Cada vez, sin embargo, el
caballo era más difícil de satisfacer, aunque los organizadores hicieran
verdaderos sacrificios para excitar, adular, comprar aquel deseo de correr que
moría bajo la presión del éxito. Y el potro comenzó entonces a temer por su
prodigiosa velocidad, si la entregaba toda en cada carrera. Corrió entonces,
por primera vez en su vida, reservándose, aprovechándose cautamente del viento
y las largas sendas regulares. Nadie lo notó —o por ello fue acaso más aclamado
que nunca—, pues se creía ciegamente en su salvaje libertad para correr.
Libertad... No, ya no la
tenía. La había perdido desde el primer instante en que reservó sus fuerzas
para no flaquear en la carrera siguiente. No corrió más a campo traviesa ni a
fondo ni contra el viento. Corrió sobre sus propios rastros más fáciles, sobre
aquellos zigzag que más ovaciones habían arrancado. Y en el miedo siempre
creciente de agotarse, llegó el momento en que el caballo de carrera aprendió a
correr con estilo, engañando, escarceando cubierto de espumas por las sendas
más trilladas.
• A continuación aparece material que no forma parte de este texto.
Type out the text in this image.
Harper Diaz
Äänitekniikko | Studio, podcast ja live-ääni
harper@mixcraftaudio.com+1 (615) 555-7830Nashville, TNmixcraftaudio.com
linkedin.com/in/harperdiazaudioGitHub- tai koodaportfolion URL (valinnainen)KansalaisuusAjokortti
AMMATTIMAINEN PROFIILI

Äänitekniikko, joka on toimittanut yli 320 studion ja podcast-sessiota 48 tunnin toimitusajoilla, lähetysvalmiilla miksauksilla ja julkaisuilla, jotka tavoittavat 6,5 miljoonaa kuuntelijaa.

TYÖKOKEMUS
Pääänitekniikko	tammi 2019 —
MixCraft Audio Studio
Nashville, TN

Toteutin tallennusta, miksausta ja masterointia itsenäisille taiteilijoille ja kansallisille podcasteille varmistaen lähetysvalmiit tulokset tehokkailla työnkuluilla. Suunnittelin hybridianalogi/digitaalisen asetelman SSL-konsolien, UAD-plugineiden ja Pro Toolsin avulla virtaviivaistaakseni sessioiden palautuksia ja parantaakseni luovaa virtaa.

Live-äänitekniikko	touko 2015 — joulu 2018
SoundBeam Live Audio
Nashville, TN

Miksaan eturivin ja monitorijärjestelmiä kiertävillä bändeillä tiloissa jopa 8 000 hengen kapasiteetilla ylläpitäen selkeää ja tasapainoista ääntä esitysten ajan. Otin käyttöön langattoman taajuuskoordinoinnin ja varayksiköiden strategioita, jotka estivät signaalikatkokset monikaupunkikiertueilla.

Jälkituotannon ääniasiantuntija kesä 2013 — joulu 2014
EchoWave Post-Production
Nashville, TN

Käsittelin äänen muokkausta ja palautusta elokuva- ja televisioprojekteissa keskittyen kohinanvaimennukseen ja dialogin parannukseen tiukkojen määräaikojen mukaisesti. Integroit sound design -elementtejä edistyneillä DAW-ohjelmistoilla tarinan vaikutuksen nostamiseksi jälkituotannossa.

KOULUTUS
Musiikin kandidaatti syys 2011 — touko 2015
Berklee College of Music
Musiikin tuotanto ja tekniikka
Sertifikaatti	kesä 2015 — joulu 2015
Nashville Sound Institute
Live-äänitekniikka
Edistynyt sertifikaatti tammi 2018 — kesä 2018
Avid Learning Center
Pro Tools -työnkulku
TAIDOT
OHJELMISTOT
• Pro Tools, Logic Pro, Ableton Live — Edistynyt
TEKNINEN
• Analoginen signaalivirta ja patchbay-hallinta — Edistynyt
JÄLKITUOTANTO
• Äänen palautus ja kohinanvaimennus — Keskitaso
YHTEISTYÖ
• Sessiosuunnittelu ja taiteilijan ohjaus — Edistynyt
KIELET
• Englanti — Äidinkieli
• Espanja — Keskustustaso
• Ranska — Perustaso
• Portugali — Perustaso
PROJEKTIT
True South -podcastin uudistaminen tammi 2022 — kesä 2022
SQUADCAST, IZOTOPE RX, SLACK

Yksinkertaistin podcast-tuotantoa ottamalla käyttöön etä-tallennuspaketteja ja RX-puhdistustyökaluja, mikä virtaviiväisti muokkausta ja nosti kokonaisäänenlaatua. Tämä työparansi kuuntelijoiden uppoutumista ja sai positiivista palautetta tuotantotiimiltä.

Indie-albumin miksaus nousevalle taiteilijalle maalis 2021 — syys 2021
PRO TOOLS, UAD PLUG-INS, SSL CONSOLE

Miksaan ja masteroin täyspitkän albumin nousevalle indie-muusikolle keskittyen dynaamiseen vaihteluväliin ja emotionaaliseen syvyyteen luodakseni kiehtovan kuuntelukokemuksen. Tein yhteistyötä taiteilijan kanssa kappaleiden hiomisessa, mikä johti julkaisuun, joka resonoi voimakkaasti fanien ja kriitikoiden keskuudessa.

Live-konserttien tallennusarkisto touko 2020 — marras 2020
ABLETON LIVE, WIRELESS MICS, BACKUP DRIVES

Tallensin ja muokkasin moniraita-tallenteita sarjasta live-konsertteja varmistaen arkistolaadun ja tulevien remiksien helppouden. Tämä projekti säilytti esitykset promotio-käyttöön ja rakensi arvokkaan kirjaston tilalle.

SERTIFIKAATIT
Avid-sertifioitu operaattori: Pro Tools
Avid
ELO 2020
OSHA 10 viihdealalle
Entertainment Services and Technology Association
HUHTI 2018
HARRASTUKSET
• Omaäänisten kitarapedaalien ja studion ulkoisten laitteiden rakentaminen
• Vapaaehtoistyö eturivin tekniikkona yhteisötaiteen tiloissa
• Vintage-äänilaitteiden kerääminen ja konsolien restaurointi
Y un clamor de gloria lo divinizó.
Pero dos hombres, que
contemplaban aquel lamentable espectáculo, cambiaron algunas tristes palabras.
—Yo lo he visto correr en
su juventud —dijo el primero—; y si uno pudiera llorar por un animal, lo haría
en recuerdo de lo que hizo este mismo caballo cuando no tenía qué comer.
—No es extraño que lo
haya hecho antes —dijo el segundo—. Juventud y hambre son el más preciado don
que puede conceder la vida a un fuerte corazón.
Joven potro: Tiéndete a
fondo en tu carrera, aunque apenas se te dé para comer. Pues si llegas sin
valor a la gloria, y adquieres estilo para trocarlo fraudulentamente por pingüe
forraje, te salvará el haberte dado un día todo entero por un puñado de pasto.